Anthropology and Consumer Resaerch -- An applied paradigm

Robert Tian, Business Anthropology, Anthropology of Business Blog, makes a good point about the technological overload that is emerging in the consumer research field. Data, tonnes of data, will be available and are available about consumer behavior. It is becoming available in real time to marketers and business strategists. But what does it mean? This is where the anthropologist, strategically positioned in the supply chain and in the corporation, has an advantage. The gathering of market data is the same as international espionage and we all know how good that process works, especially when it is stove-piped.

Anthropology is more than participant observation. Go back to the Boasian protocol and you will see that a holistic, comparative, and historically/environmentally contextual approach to the data -- confirmed through participant observation is the heart of the anthropological analysis. We go through so many fads and linguistic games to be unique that nobody, least of all many of our colleagues, know what anthropology really is and what an anthropologically trained person can do.

An effective strategy for the business anthropologist is to become the data consolidator and interpreter for the business owner, or the client. While David describes what can be collected, he did not explain how this can be used in anyway different from what is now being done, only more detail. Anthropology can provide another interpretive paradigm linked to the broader business context - such a market trends, disruptions and discontinuities. But this requires some new thinking within anthropology as well as within the business community. Maybe this more than most would be willing to attempt.

The easy escape for the anthropologist interested in consumer behavior is to try to retreat to the academy or museum -- the ancestral nurturing grounds of anthropologist -- and avoid the real world. However, like the sparrow fledgling popping out of our bird house this past June, you have to learn to spread your wings and take chances with the equipment you have been given and are trained in if you want to get over to the bird feeder with the big boys/girls..

As an applied anthropologist, in the consumer research field, It is what you can do for the client or employer that counts -- not the brand name "anthropology"  -- which counts.

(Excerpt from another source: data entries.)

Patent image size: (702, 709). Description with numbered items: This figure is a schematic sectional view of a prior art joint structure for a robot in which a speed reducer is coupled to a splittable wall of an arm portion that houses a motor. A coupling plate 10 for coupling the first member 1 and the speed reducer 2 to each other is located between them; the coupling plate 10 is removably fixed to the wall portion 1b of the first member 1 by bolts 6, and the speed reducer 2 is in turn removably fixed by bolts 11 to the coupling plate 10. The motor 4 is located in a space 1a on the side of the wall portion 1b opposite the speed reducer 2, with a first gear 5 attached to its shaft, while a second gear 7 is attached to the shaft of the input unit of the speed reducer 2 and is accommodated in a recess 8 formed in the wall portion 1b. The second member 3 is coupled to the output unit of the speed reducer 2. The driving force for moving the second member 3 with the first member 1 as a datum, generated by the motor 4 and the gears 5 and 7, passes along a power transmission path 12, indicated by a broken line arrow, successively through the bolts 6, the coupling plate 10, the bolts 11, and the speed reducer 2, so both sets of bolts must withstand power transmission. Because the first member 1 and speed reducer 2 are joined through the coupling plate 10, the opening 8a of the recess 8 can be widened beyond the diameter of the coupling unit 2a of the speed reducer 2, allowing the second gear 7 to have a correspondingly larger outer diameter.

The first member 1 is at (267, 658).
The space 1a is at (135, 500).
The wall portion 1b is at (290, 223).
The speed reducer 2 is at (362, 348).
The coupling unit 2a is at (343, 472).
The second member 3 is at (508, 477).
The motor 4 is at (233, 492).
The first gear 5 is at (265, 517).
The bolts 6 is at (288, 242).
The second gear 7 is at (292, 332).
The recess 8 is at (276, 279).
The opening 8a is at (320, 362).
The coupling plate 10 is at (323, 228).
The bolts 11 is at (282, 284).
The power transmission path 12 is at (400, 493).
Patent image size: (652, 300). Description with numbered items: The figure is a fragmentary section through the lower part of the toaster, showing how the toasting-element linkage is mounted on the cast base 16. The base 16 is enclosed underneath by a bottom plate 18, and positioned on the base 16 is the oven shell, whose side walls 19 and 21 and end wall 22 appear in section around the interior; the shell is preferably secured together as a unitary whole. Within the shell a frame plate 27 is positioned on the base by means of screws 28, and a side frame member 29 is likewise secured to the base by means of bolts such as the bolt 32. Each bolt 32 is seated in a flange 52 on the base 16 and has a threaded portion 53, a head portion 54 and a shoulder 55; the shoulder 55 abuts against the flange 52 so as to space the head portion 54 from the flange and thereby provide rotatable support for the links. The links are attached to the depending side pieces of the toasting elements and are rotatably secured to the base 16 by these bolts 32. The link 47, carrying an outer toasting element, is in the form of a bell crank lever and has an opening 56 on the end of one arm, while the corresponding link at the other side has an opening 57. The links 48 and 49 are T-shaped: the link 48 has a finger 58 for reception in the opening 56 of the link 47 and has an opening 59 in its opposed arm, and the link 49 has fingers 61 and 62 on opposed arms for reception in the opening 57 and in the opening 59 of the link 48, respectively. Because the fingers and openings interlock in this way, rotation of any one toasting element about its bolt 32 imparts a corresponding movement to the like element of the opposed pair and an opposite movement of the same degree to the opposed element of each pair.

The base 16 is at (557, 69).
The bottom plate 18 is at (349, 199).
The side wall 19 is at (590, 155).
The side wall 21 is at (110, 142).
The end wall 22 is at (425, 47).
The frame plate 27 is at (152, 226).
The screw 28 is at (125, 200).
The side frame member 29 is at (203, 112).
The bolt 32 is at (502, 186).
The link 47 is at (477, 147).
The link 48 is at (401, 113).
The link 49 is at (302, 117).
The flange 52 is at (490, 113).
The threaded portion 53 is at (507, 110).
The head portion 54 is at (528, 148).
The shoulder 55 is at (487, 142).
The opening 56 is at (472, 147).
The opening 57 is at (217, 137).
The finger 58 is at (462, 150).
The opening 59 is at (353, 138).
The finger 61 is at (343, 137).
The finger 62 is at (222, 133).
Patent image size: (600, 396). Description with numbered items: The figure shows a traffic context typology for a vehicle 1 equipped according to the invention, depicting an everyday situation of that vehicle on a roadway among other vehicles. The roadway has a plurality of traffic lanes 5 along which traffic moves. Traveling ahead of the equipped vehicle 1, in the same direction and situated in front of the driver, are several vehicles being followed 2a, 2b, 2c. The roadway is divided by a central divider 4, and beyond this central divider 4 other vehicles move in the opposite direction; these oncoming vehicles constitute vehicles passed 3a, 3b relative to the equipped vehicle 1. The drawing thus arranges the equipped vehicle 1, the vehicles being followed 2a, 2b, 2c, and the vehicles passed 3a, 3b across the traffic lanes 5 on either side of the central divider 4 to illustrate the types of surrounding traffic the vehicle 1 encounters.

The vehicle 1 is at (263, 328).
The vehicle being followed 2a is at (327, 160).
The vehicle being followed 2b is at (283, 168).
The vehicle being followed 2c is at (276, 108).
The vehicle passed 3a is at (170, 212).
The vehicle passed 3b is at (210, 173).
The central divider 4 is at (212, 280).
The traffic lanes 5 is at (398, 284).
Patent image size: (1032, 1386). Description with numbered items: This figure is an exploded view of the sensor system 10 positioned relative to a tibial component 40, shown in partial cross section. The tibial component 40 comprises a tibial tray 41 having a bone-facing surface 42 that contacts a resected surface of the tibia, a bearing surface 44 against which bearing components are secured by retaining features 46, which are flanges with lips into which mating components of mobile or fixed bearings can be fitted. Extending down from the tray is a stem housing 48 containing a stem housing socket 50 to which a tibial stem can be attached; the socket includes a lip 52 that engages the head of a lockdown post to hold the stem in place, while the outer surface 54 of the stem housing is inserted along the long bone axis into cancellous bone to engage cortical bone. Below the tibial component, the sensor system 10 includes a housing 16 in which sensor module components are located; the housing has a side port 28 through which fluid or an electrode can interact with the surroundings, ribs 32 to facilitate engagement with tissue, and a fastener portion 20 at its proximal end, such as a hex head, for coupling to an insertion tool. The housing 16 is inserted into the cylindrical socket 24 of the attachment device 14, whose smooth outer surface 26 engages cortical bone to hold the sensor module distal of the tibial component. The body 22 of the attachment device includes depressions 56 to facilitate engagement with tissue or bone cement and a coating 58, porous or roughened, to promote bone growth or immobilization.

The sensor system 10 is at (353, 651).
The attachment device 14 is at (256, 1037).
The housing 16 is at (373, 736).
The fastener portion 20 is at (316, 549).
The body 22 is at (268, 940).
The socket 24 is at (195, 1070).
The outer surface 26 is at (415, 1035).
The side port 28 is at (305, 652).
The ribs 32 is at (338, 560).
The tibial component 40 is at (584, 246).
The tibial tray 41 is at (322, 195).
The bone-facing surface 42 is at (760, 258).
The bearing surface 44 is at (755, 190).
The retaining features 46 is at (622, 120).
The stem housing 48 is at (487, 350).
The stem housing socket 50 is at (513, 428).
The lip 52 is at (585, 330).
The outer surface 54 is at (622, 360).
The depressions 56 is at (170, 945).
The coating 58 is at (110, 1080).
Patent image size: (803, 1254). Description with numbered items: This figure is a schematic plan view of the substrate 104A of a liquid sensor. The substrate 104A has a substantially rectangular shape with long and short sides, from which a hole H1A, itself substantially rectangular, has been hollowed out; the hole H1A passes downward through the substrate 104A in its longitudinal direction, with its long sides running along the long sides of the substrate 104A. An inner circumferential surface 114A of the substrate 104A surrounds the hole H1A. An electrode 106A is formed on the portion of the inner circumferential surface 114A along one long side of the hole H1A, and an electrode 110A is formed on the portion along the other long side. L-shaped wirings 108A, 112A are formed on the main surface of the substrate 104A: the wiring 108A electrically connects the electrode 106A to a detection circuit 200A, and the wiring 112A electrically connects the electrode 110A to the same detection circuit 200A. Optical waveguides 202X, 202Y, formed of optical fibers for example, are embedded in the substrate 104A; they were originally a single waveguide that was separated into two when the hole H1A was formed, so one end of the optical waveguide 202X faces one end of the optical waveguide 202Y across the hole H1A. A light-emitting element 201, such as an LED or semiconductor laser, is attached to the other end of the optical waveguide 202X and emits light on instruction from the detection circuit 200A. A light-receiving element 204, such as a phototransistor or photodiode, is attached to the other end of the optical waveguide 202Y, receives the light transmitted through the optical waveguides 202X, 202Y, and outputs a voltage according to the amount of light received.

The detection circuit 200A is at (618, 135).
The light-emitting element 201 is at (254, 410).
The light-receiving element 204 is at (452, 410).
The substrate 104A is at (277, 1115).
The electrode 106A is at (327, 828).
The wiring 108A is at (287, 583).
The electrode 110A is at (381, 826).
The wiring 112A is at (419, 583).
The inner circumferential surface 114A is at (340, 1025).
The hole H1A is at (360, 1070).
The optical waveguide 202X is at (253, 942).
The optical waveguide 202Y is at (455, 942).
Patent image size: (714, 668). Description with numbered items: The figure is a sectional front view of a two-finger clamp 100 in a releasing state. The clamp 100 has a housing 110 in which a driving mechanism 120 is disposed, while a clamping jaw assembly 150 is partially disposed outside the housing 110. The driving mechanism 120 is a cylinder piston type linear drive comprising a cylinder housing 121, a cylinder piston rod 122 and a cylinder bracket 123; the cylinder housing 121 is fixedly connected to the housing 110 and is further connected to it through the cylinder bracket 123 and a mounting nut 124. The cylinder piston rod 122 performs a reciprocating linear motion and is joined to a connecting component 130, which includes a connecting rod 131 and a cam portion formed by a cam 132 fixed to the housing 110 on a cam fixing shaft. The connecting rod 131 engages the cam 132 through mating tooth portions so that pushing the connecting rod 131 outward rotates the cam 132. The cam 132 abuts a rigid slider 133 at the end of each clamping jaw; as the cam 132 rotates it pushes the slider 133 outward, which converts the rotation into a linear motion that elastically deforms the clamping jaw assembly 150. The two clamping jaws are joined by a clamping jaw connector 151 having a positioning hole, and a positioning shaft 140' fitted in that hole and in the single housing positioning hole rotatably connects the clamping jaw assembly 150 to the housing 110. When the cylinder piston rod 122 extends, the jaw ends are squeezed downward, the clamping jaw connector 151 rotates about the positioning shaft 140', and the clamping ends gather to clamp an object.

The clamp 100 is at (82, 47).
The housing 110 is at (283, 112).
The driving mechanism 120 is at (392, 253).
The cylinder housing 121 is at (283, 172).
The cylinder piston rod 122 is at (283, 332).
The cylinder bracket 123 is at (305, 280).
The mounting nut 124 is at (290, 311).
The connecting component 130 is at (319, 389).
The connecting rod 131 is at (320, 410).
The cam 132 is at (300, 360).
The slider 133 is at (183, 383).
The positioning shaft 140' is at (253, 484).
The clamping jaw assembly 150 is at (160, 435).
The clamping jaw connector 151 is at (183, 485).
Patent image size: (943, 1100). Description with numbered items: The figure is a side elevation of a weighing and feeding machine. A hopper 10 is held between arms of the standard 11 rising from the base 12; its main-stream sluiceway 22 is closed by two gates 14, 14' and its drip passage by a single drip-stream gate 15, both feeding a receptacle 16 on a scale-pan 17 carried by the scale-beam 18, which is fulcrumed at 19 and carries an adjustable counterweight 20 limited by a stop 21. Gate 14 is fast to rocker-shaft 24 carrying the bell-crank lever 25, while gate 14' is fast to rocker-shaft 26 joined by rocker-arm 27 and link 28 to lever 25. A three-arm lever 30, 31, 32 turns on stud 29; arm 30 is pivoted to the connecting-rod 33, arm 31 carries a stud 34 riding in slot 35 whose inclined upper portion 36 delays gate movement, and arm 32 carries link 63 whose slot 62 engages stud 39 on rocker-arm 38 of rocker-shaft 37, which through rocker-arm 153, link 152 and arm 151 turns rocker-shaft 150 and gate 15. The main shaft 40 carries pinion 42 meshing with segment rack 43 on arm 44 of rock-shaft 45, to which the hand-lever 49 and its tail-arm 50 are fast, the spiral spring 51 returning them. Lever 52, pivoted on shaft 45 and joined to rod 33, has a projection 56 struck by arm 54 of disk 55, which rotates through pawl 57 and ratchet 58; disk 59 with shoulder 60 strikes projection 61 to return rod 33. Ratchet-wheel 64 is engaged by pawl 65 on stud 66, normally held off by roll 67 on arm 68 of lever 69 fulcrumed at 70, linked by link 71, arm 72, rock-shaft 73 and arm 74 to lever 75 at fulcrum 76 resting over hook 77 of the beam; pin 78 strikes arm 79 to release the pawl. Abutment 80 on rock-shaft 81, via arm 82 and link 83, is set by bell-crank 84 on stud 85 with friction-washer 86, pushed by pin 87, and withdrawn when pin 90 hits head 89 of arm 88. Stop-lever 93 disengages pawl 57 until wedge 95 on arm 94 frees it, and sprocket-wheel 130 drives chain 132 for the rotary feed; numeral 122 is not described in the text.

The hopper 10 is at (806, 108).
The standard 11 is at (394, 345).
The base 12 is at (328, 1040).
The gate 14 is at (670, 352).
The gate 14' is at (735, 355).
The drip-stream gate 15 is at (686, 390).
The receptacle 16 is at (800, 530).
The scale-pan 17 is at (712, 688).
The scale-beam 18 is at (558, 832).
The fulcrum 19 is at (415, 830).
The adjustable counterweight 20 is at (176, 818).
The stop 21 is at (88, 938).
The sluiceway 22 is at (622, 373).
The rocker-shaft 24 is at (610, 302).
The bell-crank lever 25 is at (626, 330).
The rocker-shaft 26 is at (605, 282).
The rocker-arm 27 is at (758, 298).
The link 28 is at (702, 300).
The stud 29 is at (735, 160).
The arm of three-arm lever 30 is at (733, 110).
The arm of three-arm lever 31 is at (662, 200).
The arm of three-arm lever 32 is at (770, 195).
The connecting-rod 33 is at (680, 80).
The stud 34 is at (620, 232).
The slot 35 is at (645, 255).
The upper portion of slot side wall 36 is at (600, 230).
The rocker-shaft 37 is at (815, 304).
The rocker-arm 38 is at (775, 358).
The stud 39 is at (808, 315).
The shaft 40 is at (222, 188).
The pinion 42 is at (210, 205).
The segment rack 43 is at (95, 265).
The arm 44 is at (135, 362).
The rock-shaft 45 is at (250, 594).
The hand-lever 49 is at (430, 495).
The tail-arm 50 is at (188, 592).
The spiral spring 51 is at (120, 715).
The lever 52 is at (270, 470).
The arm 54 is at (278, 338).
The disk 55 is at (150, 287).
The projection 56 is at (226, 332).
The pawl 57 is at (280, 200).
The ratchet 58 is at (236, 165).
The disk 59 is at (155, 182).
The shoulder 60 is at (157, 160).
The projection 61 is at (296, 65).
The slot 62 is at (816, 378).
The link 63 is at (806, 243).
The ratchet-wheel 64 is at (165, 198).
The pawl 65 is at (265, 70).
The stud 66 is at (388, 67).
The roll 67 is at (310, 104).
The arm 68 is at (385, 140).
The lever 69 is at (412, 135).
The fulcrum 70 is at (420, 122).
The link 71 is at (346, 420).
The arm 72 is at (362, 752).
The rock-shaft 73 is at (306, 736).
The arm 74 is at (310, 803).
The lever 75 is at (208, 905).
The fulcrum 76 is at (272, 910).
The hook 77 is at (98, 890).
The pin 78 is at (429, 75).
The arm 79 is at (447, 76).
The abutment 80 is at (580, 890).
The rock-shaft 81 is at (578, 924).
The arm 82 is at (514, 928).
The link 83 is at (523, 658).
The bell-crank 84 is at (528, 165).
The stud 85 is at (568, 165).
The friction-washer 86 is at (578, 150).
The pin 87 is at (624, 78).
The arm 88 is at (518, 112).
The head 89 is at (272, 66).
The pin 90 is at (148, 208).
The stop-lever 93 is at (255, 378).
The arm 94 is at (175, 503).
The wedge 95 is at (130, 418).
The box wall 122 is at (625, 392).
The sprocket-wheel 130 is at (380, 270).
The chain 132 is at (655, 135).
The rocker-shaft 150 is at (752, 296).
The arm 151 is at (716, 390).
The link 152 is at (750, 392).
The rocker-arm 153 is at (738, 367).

The paradigm is: 1. Do a good job selling your abilities to solve the client's or employer's problem; 2.Create value for them; and then, 3.. Sell the brand, Anthropology. This will give it meaning.

Right now accounting and law have created a proven brand and therefore command a premium price. Anthropology is still Indiana Jones and Bones, "rocks and bones." Today it only commands a generic researcher's price. Show the business world how it can use anthropological skills, profitably, and how to get value from all that data they are buying, then anthropology will become a brand. And the Consumer Anthropologist will command a premium price for his/her services.

Basic principle: Prove the product and give birth to a brand. Not the other way around.